Oh no, Big Data!

As part of our ongoing blog post series explaining new technical terms, we will address “Big Data” in this post. Due to the new CMS requirements regarding Facility Assessments, Emergency Preparedness, and QAPI, long term care facilities are being forced to take a more quantitative approach to care delivery. How to approach the data management aspect is discussed below.

Although the term “Big Data” causes an individual to think solely in terms of data volume, big data is really about selecting appropriate data stores and appropriate tools to process data. For example, in the data center, the staff, budget, and complexity of operating services motivates choosing a few data stores — like the relational database, and then trying to get as much from that service as possible. In the cloud, the economics shift. If you need one NoSQL table, you don’t need to hire a whole team to operate the service. The Cloud invites “and” — choosing one datastore, such as NoSQL, does not mean excluding all others. Unlike in the data center, the shared capital infrastructure also means that firms can choose the best data store for a specific use case. In the Cloud, we find a multitude of options when deciding where to store and how to process data and this alone can make a tremendous difference in how we approach data processing.

What motivates the many storage and data processing options we find in the Public Cloud? What tools and data stores are now fundamental to Long Term Care? What are the underlying qualities of these “new” engine, tools, and stores?

Technology in the data center may progress, yet the “escape,” or migration of infrastructure capital to the Public Cloud has now been ongoing for over ten years. No matter how big your organization is, you will simply not be able to keep pace. By all means, run applications in the data center, but innovate in the Cloud and don’t pretend there’s an alternative. You may be doing something in the data center that’s important, but it’s not innovation.

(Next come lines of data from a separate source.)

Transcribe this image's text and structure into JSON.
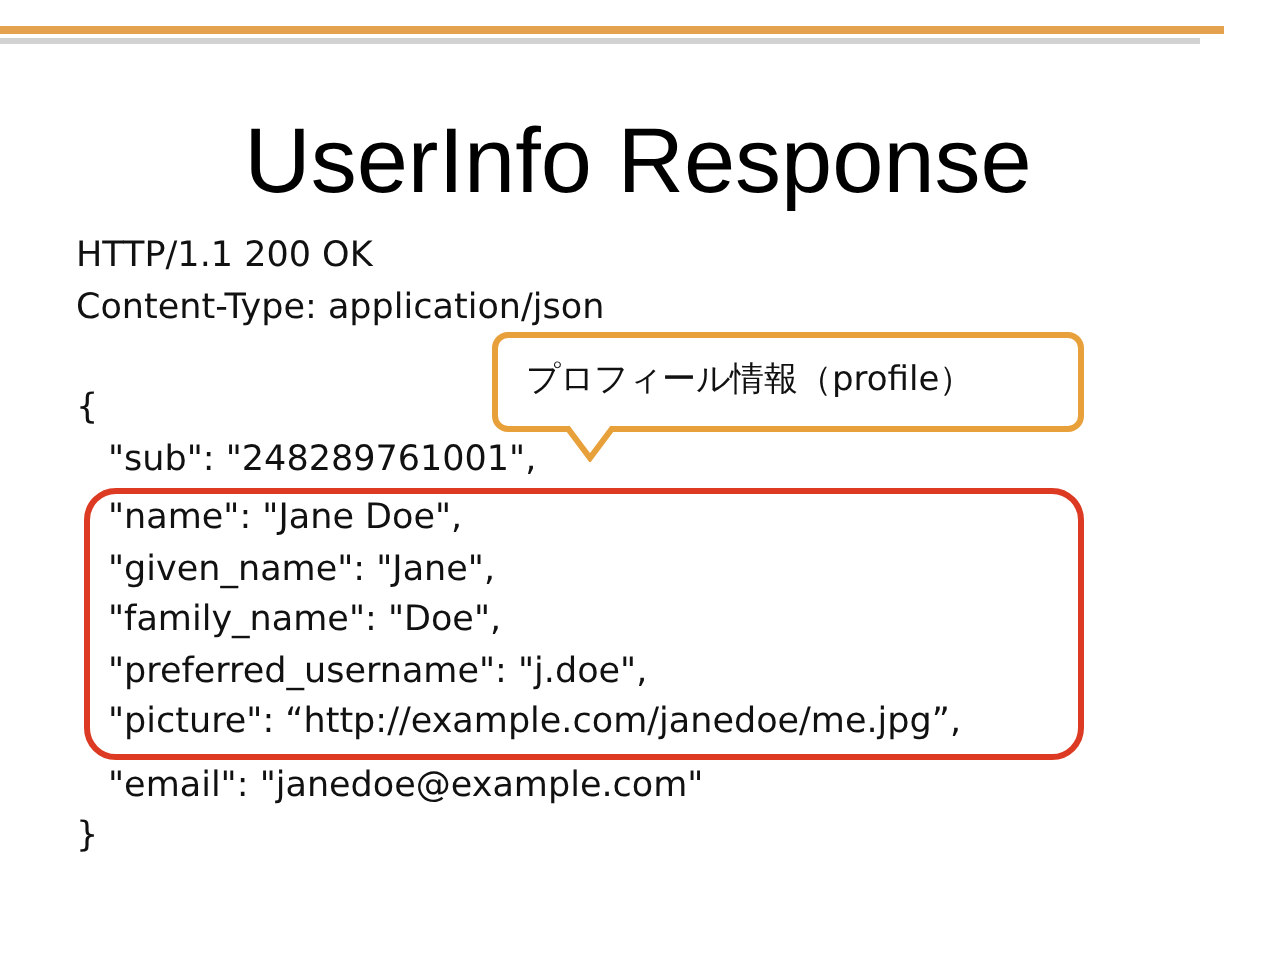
{
  "title": "UserInfo Response",
  "header_lines": [
    "HTTP/1.1 200 OK",
    "Content-Type: application/json"
  ],
  "code_lines": [
    {
      "kind": "brace",
      "text": "{",
      "highlighted": false
    },
    {
      "kind": "field",
      "text": "\"sub\": \"248289761001\",",
      "highlighted": false
    },
    {
      "kind": "field",
      "text": "\"name\": \"Jane Doe\",",
      "highlighted": true
    },
    {
      "kind": "field",
      "text": "\"given_name\": \"Jane\",",
      "highlighted": true
    },
    {
      "kind": "field",
      "text": "\"family_name\": \"Doe\",",
      "highlighted": true
    },
    {
      "kind": "field",
      "text": "\"preferred_username\": \"j.doe\",",
      "highlighted": true
    },
    {
      "kind": "field",
      "text": "\"picture\": “http://example.com/janedoe/me.jpg”,",
      "highlighted": true
    },
    {
      "kind": "field",
      "text": "\"email\": \"janedoe@example.com\"",
      "highlighted": false
    },
    {
      "kind": "brace",
      "text": "}",
      "highlighted": false
    }
  ],
  "callout": {
    "text": "プロフィール情報（profile）"
  }
}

Now let’s deconstruct data processing via abstraction from the ground up with the idea of continuous integration, serverless computing, and DevSecOps in mind. Think of DevSecOps as the integration of Development, Security, and Operations, but also a “feedback loop” and pipeline that itself continuously emits information. In the data center, process is fraught with manual approvals based on very little empirical data. In the Cloud, we build automated processes that enable information about code tests, vulnerability scans, and provenance to be captured and reported as and when needed, without human intervention. Finally, the computers are doing some work! It turns out people aren’t actually good at scanning volumes of files. So, what is it people actually do when they approve code releases in the data center? How much evidence can they actually review?

Encapsulating Complexity

We can begin by removing the physical layer by moving our underlying physical resources to the cloud. By introducing GPU or FPGA processing in addition to traditional processing resources, we gain elasticity for storage and compute, providing endless scale for massive data volumes. We also need to address the long-term availability of our data, so Information Lifecycle Management (ILM,) is managed by utilizing multiple seamless storage platforms. These platforms can work together throughout the lifecycle of your information, from creation to destruction. In addition to capability, we gain time for our entire storage management team and reduce processing times for large batch cycles and recovery from failed processing.

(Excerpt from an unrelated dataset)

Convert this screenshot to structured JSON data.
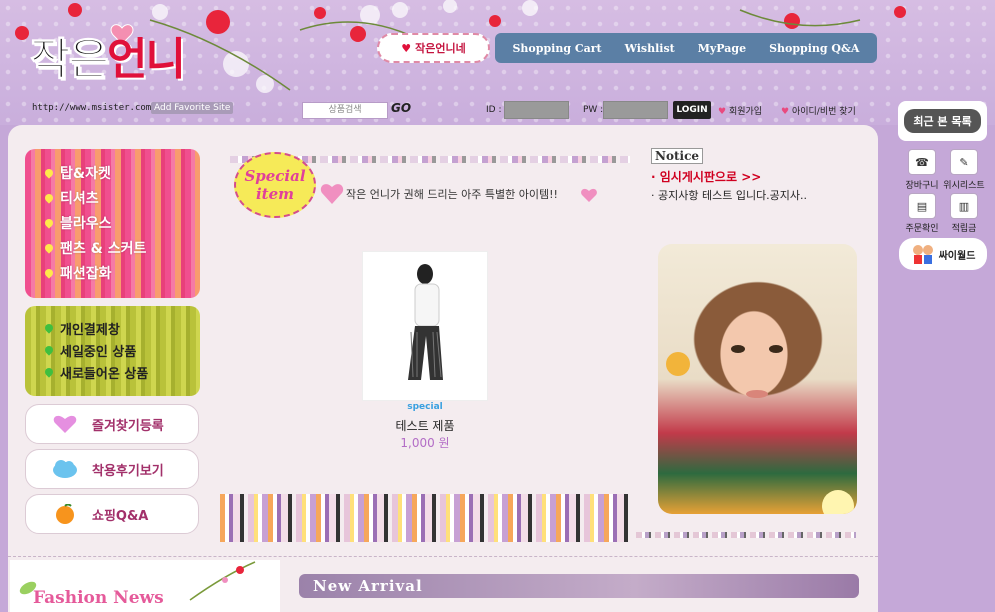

As we approach the data layer, we can bring a broader variety of tools, in addition to old friends we know well, for processing and analysis. We can use an integrated toolset to manage both batch and real time data processing. We can matrix inputs and outputs into stream processes from targets such as Message Queues, Data Warehouses, Real Time Streams, or Files. In addition to our traditional tasks, we can rapidly prototype new approaches and technologies like containers, serverless computing, the hadoop ecosystem, and a variety of NoSQL, Graph, and object datastores in a cost-effective manner. Unstructured data can be processed using any number of tools, with the added benefit of not needing to create additional copies of our data. Again, providing innovation time for our DBAs, Data Architects, Data Scientists, and many others. Data transformation is more reliable and the broader toolset allows innovation and optimization efforts move forward more rapidly.

To address the veracity of data and our regulatory requirements, we follow our DevSecOps approach to data management and processing. Our “Infrastructure as Code” to Software Development LifeCycle (SDLC) is automated using fully audited and repeatable processes to satisfy regulatory reporting burdens. We can reduce the time spent on evidence production for survey to mere moments. Auditing artifacts are created easily as an integral part of the care delivery process.

Addressing processing in this way allows us to perform continuous integration on our entire stack and master change control. Not only does this eliminate the fear that many providers have – change – it provides cost optimization. Because we can scale horizontally or vertically as needed, we will always process in the most efficient manner possible, optimizing costs and time, allowing our operations staff to spend more time innovating and less time fearing change.

The Cloud and Big Data processing go well together. The ability to address the challenges of Health Care Data processing, represented by the “Vs”, so easily and flexibly utilizing Big Data processing techniques and cloud services enables us to address our challenges over a long time horizon and enable innovation.


The amount of data which needs to be stored, analyzed, or reported is staggering. Think of all the tapes, tape infrastructure, SANs, replicas, NAS, etc …that exist just for storing data at the physical level. Then all the databases, analytics, and document data stores are stacked on those. Over time, we also need to save more data for a longer period of time. The volume challenge speaks for itself.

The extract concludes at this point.